Nobody in these valley floors ever digs down to live or store on the wet Westside. That is for another 15-30 miles from the cabin over the Cascade Crest on the eastern dry-side. Min. 70 inches to 140 inches of rain with the snow the melt offs floodings makes that stupid crazy here. We learned to locate and build up off of bottoms. Between the shop and the lower house yard was a sheet of flowing water last winter at warm central Pacific Pineapple Experss heavy rain rapid forced melt off for 2-3 days. Always; as you have done; best to live 2-3-4 years BEFORE building, just looking, deciding. And really, really think it through WHY you see the locals doing what they do and why. The chepeecko's here the one's always summer buying the lush lowland hollows with bear grass in them, building and later with floated out septic systems. I've seen some of these properies summer time re-sell now, be winter /spring abandoned after two years now 5-6 times in 20 years. Bear grass does not lie like people will.
Location.
Location.
Location.

Regards
Steve Unruh
"Use it up. Wear it out. Make do. Or do without."
"Trees are the Answer" to habitat, water, climate moderation, food, shelter, power, heat and light. Plant, grow, and harvest more trees. Then repeat. Trees the ultimate "no till crop". Trees THE BEST solar batteries. Now that is True sustainability.

Dualfuel

Ha Ha! Steve!  I love it.
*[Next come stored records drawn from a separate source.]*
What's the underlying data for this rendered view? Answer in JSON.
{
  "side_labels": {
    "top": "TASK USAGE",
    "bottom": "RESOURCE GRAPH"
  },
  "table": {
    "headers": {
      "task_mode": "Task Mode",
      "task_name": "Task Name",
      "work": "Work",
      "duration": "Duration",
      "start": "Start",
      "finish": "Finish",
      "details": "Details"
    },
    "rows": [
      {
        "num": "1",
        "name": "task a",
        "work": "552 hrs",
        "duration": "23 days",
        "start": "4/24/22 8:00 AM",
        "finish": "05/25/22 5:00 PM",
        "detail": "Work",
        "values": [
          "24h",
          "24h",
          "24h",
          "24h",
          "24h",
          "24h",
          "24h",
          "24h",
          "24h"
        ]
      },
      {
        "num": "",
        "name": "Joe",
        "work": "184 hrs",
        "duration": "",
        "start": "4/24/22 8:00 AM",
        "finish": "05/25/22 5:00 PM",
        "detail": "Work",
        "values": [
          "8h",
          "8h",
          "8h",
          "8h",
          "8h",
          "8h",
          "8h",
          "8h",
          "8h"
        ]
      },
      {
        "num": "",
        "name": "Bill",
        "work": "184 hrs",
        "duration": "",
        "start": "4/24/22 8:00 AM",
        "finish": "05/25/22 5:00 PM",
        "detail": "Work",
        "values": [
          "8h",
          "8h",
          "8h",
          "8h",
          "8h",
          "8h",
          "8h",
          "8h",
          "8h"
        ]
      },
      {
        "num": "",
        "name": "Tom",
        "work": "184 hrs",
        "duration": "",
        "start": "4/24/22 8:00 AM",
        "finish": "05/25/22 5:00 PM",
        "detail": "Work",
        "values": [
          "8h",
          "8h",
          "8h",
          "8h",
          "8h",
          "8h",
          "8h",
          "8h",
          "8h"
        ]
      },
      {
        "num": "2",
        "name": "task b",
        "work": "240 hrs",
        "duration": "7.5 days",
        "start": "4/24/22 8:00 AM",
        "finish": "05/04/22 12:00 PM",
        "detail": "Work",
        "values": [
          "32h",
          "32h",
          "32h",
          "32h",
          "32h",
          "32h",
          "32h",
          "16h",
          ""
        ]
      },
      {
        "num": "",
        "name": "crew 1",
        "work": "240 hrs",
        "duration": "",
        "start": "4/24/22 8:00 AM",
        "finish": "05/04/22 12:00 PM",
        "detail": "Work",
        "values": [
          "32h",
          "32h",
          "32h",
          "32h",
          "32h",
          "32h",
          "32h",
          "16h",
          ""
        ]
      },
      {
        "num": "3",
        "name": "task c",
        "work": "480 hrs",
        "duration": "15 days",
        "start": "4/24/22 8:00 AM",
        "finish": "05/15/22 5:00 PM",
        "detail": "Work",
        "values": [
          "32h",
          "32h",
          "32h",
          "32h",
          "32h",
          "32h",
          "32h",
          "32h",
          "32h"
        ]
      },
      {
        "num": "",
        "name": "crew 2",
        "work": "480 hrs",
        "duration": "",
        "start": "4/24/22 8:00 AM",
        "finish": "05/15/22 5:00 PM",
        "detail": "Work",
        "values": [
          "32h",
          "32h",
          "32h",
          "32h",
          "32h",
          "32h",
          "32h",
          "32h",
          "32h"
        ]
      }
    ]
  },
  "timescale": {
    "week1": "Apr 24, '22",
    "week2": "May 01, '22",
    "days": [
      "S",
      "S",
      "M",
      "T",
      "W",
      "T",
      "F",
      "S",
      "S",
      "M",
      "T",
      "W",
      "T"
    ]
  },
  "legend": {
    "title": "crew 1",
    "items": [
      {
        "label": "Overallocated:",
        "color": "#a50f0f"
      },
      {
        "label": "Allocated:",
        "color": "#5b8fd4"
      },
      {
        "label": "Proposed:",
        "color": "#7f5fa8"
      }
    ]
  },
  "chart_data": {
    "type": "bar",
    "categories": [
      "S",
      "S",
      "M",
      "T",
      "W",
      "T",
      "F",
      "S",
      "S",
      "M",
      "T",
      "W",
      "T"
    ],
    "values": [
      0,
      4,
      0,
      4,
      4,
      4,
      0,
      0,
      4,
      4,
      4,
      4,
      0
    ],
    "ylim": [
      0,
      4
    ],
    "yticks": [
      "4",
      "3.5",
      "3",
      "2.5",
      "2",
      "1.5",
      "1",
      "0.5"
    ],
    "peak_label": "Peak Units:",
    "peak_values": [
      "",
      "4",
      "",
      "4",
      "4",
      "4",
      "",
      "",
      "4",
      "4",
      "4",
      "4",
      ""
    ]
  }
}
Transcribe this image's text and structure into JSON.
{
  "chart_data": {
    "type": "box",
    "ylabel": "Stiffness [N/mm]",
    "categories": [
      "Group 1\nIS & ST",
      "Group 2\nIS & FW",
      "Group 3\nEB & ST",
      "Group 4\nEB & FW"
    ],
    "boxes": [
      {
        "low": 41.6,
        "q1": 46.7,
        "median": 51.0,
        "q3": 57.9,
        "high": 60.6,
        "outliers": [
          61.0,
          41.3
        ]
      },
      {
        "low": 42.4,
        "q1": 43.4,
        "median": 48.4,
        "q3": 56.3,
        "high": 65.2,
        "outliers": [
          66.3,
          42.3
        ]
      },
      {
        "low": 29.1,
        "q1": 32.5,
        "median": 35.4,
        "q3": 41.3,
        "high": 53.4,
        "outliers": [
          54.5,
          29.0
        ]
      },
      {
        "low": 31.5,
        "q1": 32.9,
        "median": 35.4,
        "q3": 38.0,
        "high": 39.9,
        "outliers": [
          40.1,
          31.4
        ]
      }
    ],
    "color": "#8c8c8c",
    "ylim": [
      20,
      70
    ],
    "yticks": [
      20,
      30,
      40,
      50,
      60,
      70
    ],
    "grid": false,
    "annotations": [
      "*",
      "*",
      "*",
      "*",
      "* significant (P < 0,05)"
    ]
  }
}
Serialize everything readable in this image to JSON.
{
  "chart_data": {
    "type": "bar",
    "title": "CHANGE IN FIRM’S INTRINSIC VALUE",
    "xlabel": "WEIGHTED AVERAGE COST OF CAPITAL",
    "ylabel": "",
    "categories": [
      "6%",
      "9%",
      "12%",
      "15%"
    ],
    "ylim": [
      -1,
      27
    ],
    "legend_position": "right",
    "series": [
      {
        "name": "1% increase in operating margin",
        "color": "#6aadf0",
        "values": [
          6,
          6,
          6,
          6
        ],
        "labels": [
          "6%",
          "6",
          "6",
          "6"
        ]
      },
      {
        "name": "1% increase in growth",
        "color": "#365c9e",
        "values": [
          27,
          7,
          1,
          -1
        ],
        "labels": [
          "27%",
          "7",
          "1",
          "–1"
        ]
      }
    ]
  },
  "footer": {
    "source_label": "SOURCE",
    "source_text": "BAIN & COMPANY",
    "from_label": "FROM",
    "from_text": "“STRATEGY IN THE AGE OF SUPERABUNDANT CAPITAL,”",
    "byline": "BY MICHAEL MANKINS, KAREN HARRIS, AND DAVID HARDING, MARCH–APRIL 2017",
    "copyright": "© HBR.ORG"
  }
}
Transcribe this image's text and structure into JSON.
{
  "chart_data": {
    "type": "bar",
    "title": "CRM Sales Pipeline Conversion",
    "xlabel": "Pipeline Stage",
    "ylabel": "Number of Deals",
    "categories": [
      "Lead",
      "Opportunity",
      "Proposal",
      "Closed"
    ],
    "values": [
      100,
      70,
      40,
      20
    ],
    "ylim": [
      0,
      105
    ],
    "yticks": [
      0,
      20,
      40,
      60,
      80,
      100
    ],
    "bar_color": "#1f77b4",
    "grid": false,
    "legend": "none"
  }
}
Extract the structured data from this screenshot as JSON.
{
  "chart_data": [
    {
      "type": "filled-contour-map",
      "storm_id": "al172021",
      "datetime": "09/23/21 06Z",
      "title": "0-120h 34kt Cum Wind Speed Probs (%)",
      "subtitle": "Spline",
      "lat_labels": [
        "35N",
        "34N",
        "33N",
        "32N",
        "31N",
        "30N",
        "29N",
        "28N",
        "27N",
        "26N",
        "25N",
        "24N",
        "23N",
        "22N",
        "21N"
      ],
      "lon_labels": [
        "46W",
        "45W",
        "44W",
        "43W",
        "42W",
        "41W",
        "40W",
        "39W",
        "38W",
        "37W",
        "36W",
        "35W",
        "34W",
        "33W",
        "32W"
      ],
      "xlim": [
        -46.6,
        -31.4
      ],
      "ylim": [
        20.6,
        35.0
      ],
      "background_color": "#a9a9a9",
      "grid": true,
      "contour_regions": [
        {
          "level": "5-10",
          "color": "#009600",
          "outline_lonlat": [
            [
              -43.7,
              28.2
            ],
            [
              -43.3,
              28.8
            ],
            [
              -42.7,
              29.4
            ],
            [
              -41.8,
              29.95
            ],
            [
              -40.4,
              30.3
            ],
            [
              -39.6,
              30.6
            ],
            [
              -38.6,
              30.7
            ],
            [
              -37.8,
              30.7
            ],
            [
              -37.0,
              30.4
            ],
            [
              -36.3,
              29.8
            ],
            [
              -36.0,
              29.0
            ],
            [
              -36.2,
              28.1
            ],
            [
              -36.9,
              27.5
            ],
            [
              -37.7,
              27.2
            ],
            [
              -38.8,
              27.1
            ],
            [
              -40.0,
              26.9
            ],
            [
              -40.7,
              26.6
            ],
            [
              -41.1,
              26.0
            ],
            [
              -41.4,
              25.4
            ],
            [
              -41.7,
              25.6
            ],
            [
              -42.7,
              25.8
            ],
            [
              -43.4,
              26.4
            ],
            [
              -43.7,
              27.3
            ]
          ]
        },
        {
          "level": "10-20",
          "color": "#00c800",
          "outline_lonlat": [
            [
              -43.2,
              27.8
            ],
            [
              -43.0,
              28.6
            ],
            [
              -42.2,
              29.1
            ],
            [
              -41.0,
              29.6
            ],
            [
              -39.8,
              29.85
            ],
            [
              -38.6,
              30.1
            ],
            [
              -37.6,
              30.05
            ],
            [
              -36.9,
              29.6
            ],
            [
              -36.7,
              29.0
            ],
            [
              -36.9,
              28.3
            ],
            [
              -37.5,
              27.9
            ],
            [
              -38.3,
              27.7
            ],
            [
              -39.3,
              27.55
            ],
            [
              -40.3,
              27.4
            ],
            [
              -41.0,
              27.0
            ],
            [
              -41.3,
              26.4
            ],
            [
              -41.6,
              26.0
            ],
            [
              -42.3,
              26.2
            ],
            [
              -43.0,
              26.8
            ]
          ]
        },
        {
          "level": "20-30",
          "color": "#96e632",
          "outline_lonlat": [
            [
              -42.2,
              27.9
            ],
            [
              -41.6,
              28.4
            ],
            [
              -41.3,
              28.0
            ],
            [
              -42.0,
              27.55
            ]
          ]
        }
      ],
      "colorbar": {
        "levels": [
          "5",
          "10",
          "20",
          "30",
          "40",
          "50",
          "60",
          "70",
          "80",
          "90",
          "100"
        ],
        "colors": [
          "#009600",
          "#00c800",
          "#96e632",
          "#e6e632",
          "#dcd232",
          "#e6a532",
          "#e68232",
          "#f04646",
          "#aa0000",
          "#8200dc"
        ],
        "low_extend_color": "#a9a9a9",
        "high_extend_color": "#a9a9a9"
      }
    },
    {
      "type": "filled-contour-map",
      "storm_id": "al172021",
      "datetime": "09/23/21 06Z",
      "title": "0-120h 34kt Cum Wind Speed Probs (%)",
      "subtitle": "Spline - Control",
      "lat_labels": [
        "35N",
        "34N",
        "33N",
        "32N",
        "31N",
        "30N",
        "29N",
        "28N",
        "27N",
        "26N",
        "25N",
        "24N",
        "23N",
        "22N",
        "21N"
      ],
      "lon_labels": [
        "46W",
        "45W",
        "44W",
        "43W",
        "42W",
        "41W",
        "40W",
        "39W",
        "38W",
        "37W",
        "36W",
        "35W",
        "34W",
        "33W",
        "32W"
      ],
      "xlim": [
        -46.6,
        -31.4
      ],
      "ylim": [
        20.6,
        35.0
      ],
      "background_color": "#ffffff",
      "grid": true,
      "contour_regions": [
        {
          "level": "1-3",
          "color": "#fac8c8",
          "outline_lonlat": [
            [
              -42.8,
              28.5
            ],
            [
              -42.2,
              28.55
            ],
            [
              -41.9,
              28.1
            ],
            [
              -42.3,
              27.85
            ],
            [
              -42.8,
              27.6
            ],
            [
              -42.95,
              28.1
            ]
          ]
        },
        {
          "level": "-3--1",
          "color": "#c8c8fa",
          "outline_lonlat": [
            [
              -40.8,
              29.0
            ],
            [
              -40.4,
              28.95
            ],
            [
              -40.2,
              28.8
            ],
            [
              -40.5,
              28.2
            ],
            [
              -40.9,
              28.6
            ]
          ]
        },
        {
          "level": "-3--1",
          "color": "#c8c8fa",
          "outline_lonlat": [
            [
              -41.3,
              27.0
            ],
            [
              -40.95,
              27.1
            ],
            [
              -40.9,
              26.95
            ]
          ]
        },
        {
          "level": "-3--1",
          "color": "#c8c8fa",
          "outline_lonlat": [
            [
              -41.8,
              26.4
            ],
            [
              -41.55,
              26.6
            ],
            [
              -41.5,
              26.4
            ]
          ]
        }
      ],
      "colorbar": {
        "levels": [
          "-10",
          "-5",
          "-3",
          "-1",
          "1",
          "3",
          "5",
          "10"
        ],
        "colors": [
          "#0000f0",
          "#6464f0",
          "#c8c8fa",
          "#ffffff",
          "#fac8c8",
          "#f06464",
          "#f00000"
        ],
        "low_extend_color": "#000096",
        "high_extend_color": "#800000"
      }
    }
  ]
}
We do get that 18 feet here occasionally... you see the funny pictures of the people using the second floor doors to get into the house with...or the snow tunnel to the gas station....
That is getting rarer here though...nobody builds those elevated walk ways anymore. Just one old mansion still uses one.
There were a lot of embarrased people here this spring...we still had several feet on the ground in may, and even the road commission had a garage collapse. Total was over 300 inches...and it may seem strange, but after a while it just doesn't matter. So I never keep track. What matters is if the blower truck has enough shear pins to open the road out to the highway...that kind of thing.
You seem to have a similar situation there...I love the beargrass story! Here, a common site is the Uhauls lining up in the spring to cross the lift bridge and get out of all this snow.